Si sappia che qui si festeggiano i compleanni dei pupazzi, membri onorari della famiglia al rango degli umani. Anzi, direi pure di un livello superiore. Hanno diritto ad una data riservata sul calendario, preparazione di regali, festeggiamenti, torte e candeline.

Da più di ventiquattro ore sta appesa alla finestra una ghirlanda “Happy Birthday” e i genitori sono stati forzatamente obbligati a produrre un disegno originale come cadeau per il primo compleanno di Kuschlino, il topino home made, prodotto lo scorso anno come attività di lavoro a maglia al Kindergarten.

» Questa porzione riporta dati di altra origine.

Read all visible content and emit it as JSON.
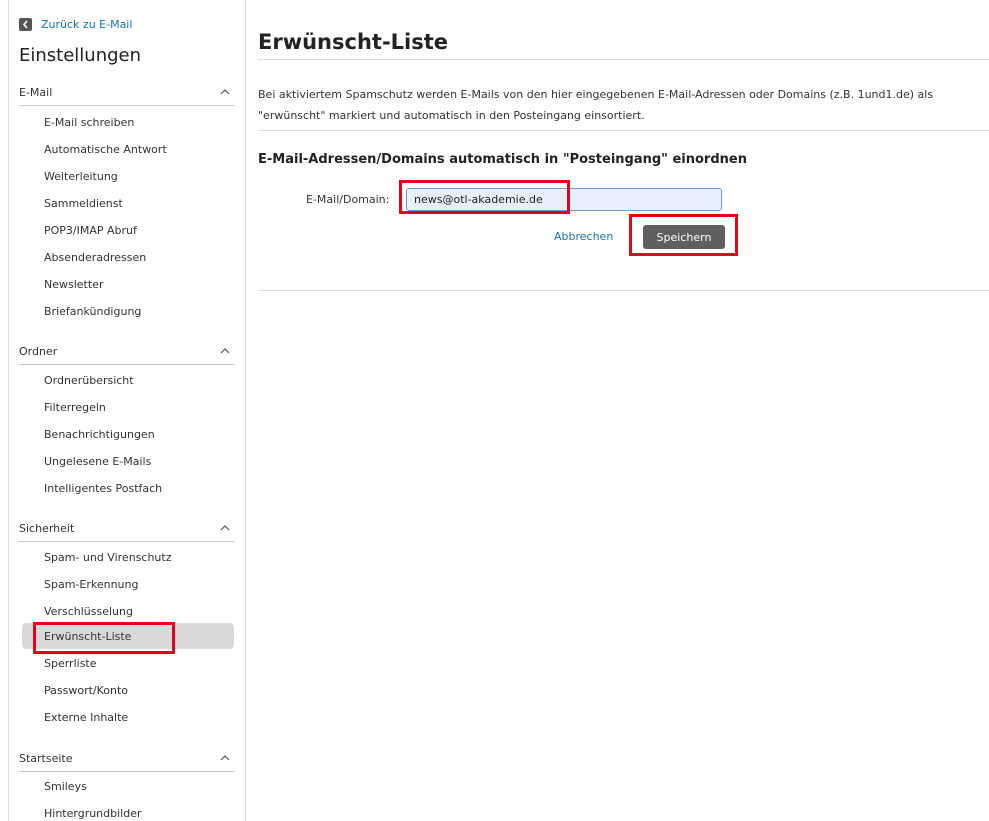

La Creatura si aspetta, tornando da scuola, una fornitura adeguata di dolciumi per il festeggiamento in piena regola, e naturalmente una candelina da spegnere.

Ho avuto qualche momento di smarrimento, della serie “Ma qui siamo impazziti…”, col marito che a tarda sera si sedeva al tavolo davanti ad un foglio di carta bianca, alla ricerca dell’ispirazione per il biglietto d’auguri dell’anno. Ho qualche dubbio sul fatto che un biglietto d’auguri così lo abbia mai fatto per suo figlio 😉

Poi mi sono detta che va benissimo così, e che il contrario non sta scritto da nessuna parte. Men che meno nella testa di un bambino di sette anni.